Hudayar, Kongre’yi Doğu Türkistan’ı işgal altındaki bir ülke olarak tanımaya, bağımsızlık mücadelesiyle ilgili oturumlar düzenlemeye ve Çin’in Uygur diasporasına yönelik sınır ötesi baskılarını araştırmaya çağırdı. “Sadece ÇKP’yi ortadan kaldırmak yeterli değil,” diyen Hudayar, “Çin imparatorluğu da dağıtılmalı. Doğu Türkistan’ın özgürlüğünü geri kazandırmak, Esir Milletler Kararı’nın bize yüklediği bir sorumluluktur,” ifadelerini kullandı.

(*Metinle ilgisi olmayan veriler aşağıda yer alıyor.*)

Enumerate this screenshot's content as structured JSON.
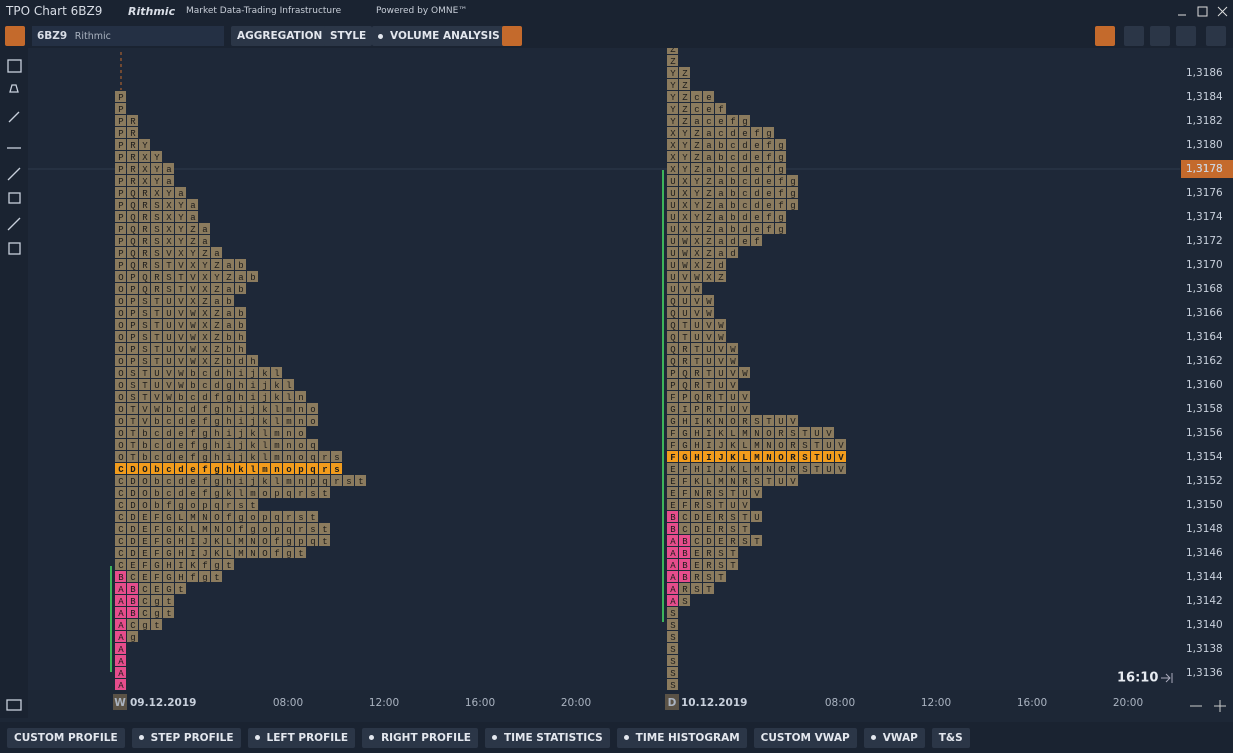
{
  "window": {
    "title": "TPO Chart 6BZ9",
    "brand": "Rithmic",
    "tagline": "Market Data-Trading Infrastructure",
    "powered": "Powered by OMNE™"
  },
  "toolbar": {
    "symbol": "6BZ9",
    "feed": "Rithmic",
    "buttons": [
      "AGGREGATION",
      "STYLE",
      "VOLUME ANALYSIS"
    ]
  },
  "price_axis": {
    "labels": [
      "1,3186",
      "1,3184",
      "1,3182",
      "1,3180",
      "1,3178",
      "1,3176",
      "1,3174",
      "1,3172",
      "1,3170",
      "1,3168",
      "1,3166",
      "1,3164",
      "1,3162",
      "1,3160",
      "1,3158",
      "1,3156",
      "1,3154",
      "1,3152",
      "1,3150",
      "1,3148",
      "1,3146",
      "1,3144",
      "1,3142",
      "1,3140",
      "1,3138",
      "1,3136"
    ],
    "current": "1,3178"
  },
  "time_axis": {
    "labels": [
      "W",
      "09.12.2019",
      "08:00",
      "12:00",
      "16:00",
      "20:00",
      "D",
      "10.12.2019",
      "08:00",
      "12:00",
      "16:00",
      "20:00"
    ]
  },
  "clock": "16:10",
  "profiles": [
    {
      "poc_row": 31,
      "rows": [
        "P",
        "P",
        "PR",
        "PR",
        "PRY",
        "PRXY",
        "PRXYa",
        "PRXYa",
        "PQRXYa",
        "PQRSXYa",
        "PQRSXYa",
        "PQRSXYZa",
        "PQRSXYZa",
        "PQRSVXYZa",
        "PQRSTVXYZab",
        "OPQRSTVXYZab",
        "OPQRSTVXZab",
        "OPSTUVXZab",
        "OPSTUVWXZab",
        "OPSTUVWXZab",
        "OPSTUVWXZbh",
        "OPSTUVWXZbh",
        "OPSTUVWXZbdh",
        "OSTUVWbcdhijkl",
        "OSTUVWbcdghijkl",
        "OSTVWbcdfghijkln",
        "OTVWbcdfghijklmno",
        "OTVbcdefghijklmno",
        "OTbcdefghijklmno",
        "OTbcdefghijklmnoq",
        "OTbcdefghijklmnoqrs",
        "CDObcdefghklmnopqrs",
        "CDObcdefghijklmnpqrst",
        "CDObcdefgklmopqrst",
        "CDObfgopqrst",
        "CDEFGLMNOfgopqrst",
        "CDEFGKLMNOfgopqrst",
        "CDEFGHIJKLMNOfgpqt",
        "CDEFGHIJKLMNOfgt",
        "CEFGHIKfgt",
        "BCEFGHfgt",
        "ABCEGt",
        "ABCgt",
        "ABCgt",
        "ACgt",
        "Ag",
        "A",
        "A",
        "A",
        "A"
      ]
    },
    {
      "poc_row": 34,
      "rows": [
        "Z",
        "Z",
        "YZ",
        "YZ",
        "YZce",
        "YZcef",
        "YZacefg",
        "XYZacdefg",
        "XYZabcdefg",
        "XYZabcdefg",
        "XYZabcdefg",
        "UXYZabcdefg",
        "UXYZabcdefg",
        "UXYZabcdefg",
        "UXYZabdefg",
        "UXYZabdefg",
        "UWXZadef",
        "UWXZad",
        "UWXZd",
        "UVWXZ",
        "UVW",
        "QUVW",
        "QUVW",
        "QTUVW",
        "QTUVW",
        "QRTUVW",
        "QRTUVW",
        "PQRTUVW",
        "PQRTUV",
        "FPQRTUV",
        "GIPRTUV",
        "GHIKNORSTUV",
        "FGHIKLMNORSTUV",
        "FGHIJKLMNORSTUV",
        "FGHIJKLMNORSTUV",
        "EFHIJKLMNORSTUV",
        "EFKLMNRSTUV",
        "EFNRSTUV",
        "EFRSTUV",
        "BCDERSTU",
        "BCDERST",
        "ABCDERST",
        "ABERST",
        "ABERST",
        "ABRST",
        "ARST",
        "AS",
        "S",
        "S",
        "S",
        "S",
        "S",
        "S",
        "S"
      ]
    }
  ],
  "bottom_buttons": [
    {
      "label": "CUSTOM PROFILE",
      "dot": false
    },
    {
      "label": "STEP PROFILE",
      "dot": true
    },
    {
      "label": "LEFT PROFILE",
      "dot": true
    },
    {
      "label": "RIGHT PROFILE",
      "dot": true
    },
    {
      "label": "TIME STATISTICS",
      "dot": true
    },
    {
      "label": "TIME HISTOGRAM",
      "dot": true
    },
    {
      "label": "CUSTOM VWAP",
      "dot": false
    },
    {
      "label": "VWAP",
      "dot": true
    },
    {
      "label": "T&S",
      "dot": false
    }
  ]
}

Tibetli-Amerikalı topluluğu ve Tibet’in Rangzen hareketini temsilen konuşan Tenzin Wangdu ise Tibet’in özgün ulusal kimliğini yeniden teyit etti: “Tibet hiçbir zaman hukuken Çin’in bir parçası olmadı. Bin yılı aşkın süre boyunca kendi hükûmetimiz, kültürümüz ve kimliğimiz vardı,” dedi. Wangdu, 1951’de Tibet’e yönelik Çin işgalini bir kurtuluş değil, bir istila olarak tanımladı ve somut adımlar atılması çağrısında bulundu. “Boş söylemler dönemi bitti. Tibet halkının varlığını güvence altına alacak tek çözüm bağımsızlıktır,” diyerek sözlerini tamamladı.